I ordered this book as soon as the Canada Reads list came out in January. I had every intention of reading all of the Canada Reads contestants but didn’t quite get there – in fact I never ended up reading one of them. I guess I was going through I rough reading patch that meant my mind could only handle mysteries. But when the winner was announced last week I decided that it would be my next read. And what a great choice it was.
Amazon.com states, “An odd tale of missed connections, restlessness and the search for home that follows three quirky Montrealites. One story line follows a nameless narrator who works in a second-hand Montreal bookshop and reveres an inexpensive compass sent to him when he was a child by his absent father. Meanwhile, Noah, who grew up in the care of a transient single mother, arrives in Montreal to study archeology and rents a room from the owner of a fish shop. Then there's Joyce, a young woman from a family that claims pirate origins, who washes up in Montreal, finds work in the fish shop and begins her own version of living the family legend. The characters' lives brush up against one another (largely thanks to a book about pirates that, through various personal connections, ends up as the lightly binding force of the three characters' fates) but—in a nice subversion of the intersecting fates arc—don't loudly collide.”

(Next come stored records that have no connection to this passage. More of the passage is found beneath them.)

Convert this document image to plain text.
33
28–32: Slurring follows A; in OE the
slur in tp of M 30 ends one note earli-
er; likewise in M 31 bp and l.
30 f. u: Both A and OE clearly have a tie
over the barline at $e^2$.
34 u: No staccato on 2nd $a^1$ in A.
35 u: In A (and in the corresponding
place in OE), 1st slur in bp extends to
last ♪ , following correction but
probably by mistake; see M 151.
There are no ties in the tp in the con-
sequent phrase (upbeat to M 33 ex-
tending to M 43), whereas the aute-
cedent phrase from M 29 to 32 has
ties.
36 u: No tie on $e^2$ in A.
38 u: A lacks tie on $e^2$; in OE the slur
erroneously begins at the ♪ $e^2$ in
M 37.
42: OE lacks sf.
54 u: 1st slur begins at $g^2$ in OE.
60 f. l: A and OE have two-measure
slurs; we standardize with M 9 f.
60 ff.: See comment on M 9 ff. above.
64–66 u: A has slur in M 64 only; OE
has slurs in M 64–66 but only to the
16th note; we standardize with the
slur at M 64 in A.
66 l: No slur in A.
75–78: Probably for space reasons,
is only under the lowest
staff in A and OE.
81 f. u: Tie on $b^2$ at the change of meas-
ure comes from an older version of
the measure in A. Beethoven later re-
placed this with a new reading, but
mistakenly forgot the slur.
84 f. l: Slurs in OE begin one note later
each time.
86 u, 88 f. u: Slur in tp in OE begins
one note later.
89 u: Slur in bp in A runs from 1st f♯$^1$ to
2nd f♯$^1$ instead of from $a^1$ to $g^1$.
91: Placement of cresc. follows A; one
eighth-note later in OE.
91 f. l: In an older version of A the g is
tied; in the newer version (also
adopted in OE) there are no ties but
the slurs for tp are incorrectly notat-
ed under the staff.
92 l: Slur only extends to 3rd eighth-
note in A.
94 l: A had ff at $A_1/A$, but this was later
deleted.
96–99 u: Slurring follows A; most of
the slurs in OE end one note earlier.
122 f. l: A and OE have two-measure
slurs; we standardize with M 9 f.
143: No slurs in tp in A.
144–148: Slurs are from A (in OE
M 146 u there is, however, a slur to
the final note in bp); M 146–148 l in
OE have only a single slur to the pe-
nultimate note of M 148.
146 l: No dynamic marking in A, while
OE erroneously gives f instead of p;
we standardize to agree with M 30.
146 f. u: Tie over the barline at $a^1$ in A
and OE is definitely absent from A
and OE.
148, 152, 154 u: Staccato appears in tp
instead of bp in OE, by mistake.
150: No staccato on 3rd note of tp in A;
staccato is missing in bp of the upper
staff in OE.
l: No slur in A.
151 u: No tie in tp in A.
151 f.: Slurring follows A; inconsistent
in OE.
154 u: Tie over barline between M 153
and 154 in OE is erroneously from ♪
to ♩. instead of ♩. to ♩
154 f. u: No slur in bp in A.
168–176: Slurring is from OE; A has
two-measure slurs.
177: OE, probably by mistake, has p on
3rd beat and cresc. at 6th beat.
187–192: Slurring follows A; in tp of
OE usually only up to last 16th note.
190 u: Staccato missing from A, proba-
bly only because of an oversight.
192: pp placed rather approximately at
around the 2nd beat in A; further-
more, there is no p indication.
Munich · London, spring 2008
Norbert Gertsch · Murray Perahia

I really enjoyed this book. It took me about 2 days to finish it – the fastest I have read a book in a long time. I love Canadian books – there is something about them that makes me feel proud and happy to be Canadian. I am always looking for pieces of myself in them and get so excited if Nova Scotia is mentioned. This book was mainly set in Montreal and as I have lived there for a few short months I could recognize some of the places. Montreal is a wonderful setting for a novel – there are so many different kinds of people and languages.
I loved all the characters in this book. They were well developed and made me wish the story didn’t end. One of my favorite parts is Noah writing letters to his mom and addressing them General Delivery wherever he thinks she may be now (she is a roamer and never has a fixed address). I think it would be crazy to look randomly at a map and send your mother a letter there. This novel made me realize how randomly we meet people in life but there are some people we are met to meet.
I think this was a great choice for Canada Reads winner – but I haven’t read the other ones yet so my opinion may change afterwards!!